Song by Naing Myanmar
- Language: Burmese
- Released: 1988
- Recorded: 1988
- Genre: Soft rock, Protest song
- Length: 0:03:56
- Composer(s): Kerry Livgren (for the melody, based on "Dust in the Wind")
- Lyricist(s): Naing Myanmar

= Kabar Ma Kyay Buu =

Burmese protests song

"Kabar Ma Kyay Buu" (ကမ္ဘာမကြေဘူး) is a Burmese song written by composer Naing Myanmar (also known as Naing Myint Oo). The song is a copy thachin (adapted song) that takes its melody from the 1977 song "Dust in the Wind" by the American rock band Kansas.
First gaining prominence during the 8888 Uprising, "Kabar Ma Kyay Buu" has become one of the most significant songs in Myanmar’s pro-democracy movement. It was revived during the 2021 Myanmar coup d'état as a symbol of resistance against the military regime.

==Composition==
Naing Myanmar wrote "Kabar Ma Kyay Buu" by setting Burmese lyrics to the melody of "Dust in the Wind", written by Kerry Livgren. The song is in a soft rock style. According to the composer, he originally intended to create an entirely new melody but did not have the time to compose a fresh tune due to the urgency of the moment.

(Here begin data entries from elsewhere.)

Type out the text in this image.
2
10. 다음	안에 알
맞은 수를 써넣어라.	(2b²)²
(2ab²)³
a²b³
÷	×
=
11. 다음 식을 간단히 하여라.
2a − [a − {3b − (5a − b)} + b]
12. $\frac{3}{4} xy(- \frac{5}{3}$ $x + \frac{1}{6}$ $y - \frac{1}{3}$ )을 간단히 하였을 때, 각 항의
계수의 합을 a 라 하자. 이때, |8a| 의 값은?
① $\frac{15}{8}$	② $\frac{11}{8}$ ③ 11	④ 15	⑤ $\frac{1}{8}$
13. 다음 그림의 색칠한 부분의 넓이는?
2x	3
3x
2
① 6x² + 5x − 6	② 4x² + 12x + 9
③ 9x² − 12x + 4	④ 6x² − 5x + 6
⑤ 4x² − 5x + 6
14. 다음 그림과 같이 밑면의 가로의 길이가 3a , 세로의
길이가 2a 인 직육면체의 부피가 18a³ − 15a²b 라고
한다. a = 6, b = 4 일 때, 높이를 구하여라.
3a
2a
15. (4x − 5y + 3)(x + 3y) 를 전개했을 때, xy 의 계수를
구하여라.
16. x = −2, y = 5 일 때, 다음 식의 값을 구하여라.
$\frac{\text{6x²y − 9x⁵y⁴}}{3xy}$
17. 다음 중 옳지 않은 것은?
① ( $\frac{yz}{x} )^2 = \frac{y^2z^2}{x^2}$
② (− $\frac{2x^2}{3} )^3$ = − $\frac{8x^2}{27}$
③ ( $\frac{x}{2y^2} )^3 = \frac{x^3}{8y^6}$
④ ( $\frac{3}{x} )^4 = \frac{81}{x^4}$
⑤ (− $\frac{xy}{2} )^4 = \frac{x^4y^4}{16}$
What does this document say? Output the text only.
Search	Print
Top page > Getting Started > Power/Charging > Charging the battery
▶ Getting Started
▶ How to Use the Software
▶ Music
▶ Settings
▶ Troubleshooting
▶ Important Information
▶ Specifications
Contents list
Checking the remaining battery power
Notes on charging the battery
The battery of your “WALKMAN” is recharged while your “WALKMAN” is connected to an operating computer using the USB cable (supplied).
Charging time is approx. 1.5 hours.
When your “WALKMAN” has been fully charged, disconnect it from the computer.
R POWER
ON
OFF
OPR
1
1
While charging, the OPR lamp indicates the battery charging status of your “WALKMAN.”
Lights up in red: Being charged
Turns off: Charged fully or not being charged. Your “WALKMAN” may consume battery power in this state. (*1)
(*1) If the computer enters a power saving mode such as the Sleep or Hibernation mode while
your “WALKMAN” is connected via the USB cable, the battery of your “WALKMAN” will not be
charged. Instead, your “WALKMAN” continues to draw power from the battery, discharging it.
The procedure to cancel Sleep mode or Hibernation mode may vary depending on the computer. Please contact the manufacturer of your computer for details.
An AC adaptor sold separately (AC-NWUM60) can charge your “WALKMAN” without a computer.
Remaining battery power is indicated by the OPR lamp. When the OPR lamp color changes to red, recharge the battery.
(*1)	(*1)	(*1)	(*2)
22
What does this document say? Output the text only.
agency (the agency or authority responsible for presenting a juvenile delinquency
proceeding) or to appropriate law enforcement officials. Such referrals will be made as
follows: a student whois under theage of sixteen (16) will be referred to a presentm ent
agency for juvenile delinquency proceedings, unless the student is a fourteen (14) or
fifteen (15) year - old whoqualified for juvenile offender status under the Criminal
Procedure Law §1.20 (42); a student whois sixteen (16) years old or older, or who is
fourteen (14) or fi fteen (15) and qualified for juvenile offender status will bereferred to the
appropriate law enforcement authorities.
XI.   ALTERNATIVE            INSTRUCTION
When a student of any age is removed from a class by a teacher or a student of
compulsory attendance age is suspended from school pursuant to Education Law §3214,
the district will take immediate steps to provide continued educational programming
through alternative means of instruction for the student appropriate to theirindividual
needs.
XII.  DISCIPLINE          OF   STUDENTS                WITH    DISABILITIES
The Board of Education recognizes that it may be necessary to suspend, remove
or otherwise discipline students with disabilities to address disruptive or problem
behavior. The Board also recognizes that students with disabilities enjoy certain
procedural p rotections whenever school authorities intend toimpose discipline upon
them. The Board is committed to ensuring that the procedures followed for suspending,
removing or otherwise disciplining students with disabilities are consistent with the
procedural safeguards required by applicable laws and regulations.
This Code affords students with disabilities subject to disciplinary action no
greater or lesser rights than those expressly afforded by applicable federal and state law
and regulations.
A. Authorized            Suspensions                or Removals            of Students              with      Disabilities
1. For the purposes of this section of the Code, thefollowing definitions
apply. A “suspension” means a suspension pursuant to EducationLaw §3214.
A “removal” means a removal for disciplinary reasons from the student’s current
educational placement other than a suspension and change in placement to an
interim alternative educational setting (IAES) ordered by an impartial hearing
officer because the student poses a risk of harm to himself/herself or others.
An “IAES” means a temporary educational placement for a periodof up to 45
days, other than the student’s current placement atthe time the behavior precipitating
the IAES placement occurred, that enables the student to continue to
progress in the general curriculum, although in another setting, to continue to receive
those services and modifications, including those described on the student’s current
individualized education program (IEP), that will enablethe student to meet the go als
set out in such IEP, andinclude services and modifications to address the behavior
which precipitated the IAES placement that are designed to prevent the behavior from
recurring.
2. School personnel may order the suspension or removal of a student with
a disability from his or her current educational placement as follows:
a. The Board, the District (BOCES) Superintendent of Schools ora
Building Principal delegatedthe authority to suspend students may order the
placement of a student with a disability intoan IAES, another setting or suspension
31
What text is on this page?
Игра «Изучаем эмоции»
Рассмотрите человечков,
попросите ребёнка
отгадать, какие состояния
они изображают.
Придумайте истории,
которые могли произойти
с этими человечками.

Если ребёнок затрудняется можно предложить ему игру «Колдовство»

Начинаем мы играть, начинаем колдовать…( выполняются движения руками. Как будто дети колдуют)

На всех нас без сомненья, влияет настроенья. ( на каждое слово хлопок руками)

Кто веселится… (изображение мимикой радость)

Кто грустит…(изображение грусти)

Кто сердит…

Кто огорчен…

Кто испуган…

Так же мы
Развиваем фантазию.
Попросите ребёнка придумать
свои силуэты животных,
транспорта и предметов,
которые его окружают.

The song was recorded just days before September 18, 1988, the day Myanmar's military seized power in a coup. The original vocalists were not professional musicians but a group of 13 student protesters. The instrumentalists were also untrained guitar players. Due to financial constraints, the song was recorded in one of the cheapest studios available in Yangon at the time.

Since cassette tapes were the most common music medium at the time, the recording was distributed using reused cassette tapes. Protesters duplicated and smuggled them to student gatherings and demonstration sites, where they were played to inspire the crowds.

==Lyrics and meaning==
Although the melody of "Kabar Ma Kyay Buu" was borrowed, its lyrics quickly made it a defining anthem for Myanmar’s democracy movement. The song’s words express frustration with political oppression, honor fallen revolutionaries, and encourage perseverance in the struggle for democracy.

The song begins with a soft guitar introduction before the chorus is sung by multiple voices:

Later in the song, the lyrics directly reference Burmese independence heroes Thakin Kodaw Hmaing and Aung San, addressing them as "grandfather" and "father" to symbolize their importance to the nation's struggle. The lyrics urge "brothers and sisters" to keep fighting for democracy, warning against submission and fear. The song vividly describes the suffering and sacrifices made by the people, portraying their bloodshed as a necessary step toward a democratic future.